A novel digital statistics-based online baseline restorer has been developed for a digital LYSO PET camera. Each SOBLR can work up to 8 Mcps using a fixed B/A ratio or up to 30 Mcps using Poisson lookup-table of B/A in a simple FPGA implementation, with error < 2% FWHM for 511 keV gamma.

A simple approach of SOBLR with a fixed B/A ratio is implemented by FPGA for our digital PET (currently under development). It has a total of 336 SOBLR channels distributed to 12 Altera’s cyclone-III FPGA (EP3C40F780) to allow a total singles count-rate of 2 600 Mcps (much higher than the 40 Mcps needed in a typical clinical PET). This method is currently coupled to a DC-coupling system only.
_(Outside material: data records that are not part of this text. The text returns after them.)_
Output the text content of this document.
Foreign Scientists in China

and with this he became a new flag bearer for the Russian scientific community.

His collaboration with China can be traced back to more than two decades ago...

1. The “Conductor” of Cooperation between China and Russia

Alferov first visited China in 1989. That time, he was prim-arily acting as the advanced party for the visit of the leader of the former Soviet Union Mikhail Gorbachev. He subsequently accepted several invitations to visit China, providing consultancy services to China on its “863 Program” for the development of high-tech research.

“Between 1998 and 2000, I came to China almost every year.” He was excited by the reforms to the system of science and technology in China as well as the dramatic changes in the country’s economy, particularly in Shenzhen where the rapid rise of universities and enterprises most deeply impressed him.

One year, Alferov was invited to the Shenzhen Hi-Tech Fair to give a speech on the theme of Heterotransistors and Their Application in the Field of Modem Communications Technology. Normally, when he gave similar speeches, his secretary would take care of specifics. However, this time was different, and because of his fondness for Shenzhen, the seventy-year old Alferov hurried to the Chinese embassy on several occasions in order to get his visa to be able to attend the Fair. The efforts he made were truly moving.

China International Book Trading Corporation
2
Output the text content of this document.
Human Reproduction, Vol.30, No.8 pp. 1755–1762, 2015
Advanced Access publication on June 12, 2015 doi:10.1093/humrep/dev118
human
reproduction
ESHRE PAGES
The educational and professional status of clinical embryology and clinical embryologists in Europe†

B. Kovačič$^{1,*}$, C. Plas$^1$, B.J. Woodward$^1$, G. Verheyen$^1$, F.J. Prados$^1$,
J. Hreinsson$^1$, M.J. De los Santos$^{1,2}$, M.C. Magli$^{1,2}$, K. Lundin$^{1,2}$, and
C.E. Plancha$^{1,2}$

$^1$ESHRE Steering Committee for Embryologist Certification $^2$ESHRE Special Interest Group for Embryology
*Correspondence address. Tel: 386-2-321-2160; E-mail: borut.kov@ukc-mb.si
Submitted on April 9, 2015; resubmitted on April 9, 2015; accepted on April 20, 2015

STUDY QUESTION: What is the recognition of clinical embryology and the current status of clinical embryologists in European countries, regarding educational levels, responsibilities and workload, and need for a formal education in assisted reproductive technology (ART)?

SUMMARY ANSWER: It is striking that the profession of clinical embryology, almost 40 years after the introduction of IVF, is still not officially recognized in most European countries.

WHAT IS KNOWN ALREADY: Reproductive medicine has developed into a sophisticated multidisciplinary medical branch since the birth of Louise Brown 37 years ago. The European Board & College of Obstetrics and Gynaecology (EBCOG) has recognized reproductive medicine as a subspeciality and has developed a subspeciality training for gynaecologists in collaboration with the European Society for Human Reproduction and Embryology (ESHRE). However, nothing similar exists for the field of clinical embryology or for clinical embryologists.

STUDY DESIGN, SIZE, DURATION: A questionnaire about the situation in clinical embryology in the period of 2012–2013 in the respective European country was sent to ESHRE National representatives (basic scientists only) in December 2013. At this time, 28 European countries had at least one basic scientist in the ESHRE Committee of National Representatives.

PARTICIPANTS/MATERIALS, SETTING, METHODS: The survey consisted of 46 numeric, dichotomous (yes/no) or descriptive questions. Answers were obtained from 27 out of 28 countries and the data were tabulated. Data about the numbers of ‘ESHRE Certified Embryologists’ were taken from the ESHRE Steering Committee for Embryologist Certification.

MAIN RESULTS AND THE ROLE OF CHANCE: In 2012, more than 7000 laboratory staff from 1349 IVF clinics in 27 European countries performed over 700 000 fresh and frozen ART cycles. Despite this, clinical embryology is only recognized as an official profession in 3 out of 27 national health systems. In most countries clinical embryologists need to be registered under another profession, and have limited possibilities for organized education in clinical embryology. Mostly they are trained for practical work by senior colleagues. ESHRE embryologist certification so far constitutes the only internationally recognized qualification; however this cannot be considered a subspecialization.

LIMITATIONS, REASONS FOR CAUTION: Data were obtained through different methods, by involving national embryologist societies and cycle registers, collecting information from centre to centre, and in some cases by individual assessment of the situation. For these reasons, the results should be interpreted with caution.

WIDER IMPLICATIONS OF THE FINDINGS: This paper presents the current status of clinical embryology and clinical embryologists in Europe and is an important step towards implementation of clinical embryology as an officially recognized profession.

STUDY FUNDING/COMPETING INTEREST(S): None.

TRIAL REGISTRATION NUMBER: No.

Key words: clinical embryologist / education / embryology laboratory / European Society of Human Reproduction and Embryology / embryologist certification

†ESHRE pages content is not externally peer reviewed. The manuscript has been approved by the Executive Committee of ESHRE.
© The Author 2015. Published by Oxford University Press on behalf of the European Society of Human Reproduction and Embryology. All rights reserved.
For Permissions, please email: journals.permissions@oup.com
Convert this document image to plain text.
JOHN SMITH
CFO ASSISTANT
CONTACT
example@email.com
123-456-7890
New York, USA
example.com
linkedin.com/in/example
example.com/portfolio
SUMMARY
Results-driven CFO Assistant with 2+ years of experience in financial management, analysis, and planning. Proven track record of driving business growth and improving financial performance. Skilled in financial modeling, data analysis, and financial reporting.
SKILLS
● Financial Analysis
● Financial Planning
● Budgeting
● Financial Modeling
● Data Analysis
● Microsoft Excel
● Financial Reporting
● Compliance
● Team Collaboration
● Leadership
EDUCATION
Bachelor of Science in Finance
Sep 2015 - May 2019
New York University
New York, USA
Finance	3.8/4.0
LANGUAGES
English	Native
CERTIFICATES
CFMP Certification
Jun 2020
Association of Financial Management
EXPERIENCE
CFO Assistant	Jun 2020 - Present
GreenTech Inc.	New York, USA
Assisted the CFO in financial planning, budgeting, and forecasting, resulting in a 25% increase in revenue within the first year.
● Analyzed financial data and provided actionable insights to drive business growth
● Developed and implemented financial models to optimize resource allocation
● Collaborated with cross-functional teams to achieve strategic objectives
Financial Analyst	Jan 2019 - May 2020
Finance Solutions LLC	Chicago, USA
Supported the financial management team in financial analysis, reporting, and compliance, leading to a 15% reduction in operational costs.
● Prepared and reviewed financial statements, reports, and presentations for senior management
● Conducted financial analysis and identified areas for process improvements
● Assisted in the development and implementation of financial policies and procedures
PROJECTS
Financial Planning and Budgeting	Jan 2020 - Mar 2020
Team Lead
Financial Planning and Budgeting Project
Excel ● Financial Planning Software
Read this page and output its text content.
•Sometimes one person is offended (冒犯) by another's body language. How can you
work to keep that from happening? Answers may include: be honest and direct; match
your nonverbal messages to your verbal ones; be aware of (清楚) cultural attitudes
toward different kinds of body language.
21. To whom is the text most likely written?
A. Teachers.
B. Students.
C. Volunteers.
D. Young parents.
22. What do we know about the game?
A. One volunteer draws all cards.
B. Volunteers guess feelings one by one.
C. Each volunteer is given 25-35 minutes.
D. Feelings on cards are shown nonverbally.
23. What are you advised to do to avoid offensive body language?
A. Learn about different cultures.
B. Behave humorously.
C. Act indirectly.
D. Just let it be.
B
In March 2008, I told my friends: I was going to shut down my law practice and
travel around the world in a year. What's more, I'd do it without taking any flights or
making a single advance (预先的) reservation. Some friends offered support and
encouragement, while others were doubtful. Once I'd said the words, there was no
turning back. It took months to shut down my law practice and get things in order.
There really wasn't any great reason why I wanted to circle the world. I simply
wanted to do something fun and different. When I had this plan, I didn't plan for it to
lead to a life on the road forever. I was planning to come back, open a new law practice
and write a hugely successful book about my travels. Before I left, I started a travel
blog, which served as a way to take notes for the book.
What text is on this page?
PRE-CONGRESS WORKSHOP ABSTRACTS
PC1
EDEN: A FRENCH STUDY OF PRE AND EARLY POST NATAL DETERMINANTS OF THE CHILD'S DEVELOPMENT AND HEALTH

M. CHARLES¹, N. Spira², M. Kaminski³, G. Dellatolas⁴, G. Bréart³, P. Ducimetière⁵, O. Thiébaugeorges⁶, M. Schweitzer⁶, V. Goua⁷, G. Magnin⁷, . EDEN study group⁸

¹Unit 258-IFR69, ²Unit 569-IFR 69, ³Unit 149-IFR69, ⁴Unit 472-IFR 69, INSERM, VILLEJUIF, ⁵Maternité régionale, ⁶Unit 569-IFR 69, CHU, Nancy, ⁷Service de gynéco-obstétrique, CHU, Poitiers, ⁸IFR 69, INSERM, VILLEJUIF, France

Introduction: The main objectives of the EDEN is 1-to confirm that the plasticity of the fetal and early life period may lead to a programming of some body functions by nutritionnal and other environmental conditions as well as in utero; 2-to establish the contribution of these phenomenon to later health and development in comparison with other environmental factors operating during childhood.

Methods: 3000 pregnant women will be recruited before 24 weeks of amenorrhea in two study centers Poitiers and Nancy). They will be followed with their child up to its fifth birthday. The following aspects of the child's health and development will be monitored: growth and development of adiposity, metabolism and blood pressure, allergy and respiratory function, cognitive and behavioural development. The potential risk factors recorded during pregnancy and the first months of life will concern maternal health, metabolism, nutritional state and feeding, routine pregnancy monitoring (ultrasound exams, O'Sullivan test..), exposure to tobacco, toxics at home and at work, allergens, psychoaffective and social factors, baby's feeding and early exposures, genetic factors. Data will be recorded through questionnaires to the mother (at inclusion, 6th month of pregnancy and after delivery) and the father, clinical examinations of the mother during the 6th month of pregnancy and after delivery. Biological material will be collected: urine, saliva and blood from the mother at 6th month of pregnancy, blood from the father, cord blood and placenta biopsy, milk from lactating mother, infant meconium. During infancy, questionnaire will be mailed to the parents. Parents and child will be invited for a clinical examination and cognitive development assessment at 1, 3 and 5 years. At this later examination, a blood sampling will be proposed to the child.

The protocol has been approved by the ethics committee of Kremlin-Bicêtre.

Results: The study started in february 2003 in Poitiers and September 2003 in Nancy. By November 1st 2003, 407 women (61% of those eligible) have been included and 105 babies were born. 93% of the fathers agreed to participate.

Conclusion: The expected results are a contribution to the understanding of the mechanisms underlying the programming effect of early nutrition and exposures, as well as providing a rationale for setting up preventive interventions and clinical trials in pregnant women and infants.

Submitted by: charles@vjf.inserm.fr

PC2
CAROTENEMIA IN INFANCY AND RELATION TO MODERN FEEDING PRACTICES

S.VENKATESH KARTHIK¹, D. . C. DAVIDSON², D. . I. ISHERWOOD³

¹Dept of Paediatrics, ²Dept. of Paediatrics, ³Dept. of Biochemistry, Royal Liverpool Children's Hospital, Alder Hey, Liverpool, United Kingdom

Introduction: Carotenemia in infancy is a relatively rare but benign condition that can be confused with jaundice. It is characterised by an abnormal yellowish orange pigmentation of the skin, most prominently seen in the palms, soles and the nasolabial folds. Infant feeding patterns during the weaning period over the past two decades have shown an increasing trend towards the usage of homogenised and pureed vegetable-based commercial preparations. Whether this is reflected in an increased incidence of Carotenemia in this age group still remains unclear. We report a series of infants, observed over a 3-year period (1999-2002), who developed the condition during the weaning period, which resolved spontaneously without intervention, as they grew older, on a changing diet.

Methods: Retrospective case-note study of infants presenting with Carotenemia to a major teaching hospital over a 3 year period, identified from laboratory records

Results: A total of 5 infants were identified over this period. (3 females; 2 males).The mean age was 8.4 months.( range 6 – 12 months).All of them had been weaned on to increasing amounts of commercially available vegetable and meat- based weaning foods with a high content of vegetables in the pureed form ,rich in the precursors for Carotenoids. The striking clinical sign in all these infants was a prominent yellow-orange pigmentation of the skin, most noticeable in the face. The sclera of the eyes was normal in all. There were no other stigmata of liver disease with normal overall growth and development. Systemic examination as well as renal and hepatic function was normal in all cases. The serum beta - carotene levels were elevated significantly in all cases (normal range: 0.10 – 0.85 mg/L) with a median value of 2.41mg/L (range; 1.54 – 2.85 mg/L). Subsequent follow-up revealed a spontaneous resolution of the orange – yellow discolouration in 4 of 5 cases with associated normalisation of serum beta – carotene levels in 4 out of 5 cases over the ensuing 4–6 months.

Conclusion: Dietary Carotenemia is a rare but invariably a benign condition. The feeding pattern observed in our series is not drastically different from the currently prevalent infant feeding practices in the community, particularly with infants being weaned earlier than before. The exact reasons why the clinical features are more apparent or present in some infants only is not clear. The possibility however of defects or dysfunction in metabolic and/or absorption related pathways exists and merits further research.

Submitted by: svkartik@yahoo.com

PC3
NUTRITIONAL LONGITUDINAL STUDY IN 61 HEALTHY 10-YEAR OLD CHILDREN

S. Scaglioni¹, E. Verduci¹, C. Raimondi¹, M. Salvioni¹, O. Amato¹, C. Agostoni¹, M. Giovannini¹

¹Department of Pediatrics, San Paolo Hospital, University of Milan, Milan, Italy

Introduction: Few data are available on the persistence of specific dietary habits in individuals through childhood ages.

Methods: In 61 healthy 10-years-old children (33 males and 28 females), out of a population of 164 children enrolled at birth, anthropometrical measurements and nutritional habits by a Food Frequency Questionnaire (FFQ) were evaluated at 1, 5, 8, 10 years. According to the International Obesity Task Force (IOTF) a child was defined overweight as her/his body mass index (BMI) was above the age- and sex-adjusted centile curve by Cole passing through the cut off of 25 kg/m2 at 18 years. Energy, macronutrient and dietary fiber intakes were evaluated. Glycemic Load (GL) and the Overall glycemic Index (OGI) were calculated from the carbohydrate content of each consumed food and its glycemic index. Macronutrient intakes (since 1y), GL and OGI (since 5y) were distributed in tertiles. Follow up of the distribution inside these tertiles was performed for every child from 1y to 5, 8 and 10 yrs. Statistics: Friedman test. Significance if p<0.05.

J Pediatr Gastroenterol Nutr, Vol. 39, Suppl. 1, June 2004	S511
This simple high-performance SOBLR improves the BLR performance and eliminates the analog BLR ASIC in a digital PET camera and reduces front-end electronics noise and production cost.

In addition to the PET application, this SOBLR method can also be used in other large-scale pulse counting digital systems such as the optical pulse counting system, gamma cameras, spectroscopy and high-energy physics. One limitation of digital baseline restorer without analog feedback is that the input pulse signal mixed with baseline should be within the ADC’s input dynamic range. As for the future work, we need to extend the SOBLR targeted for low count-rate applications with multiple baseline samples per pulse.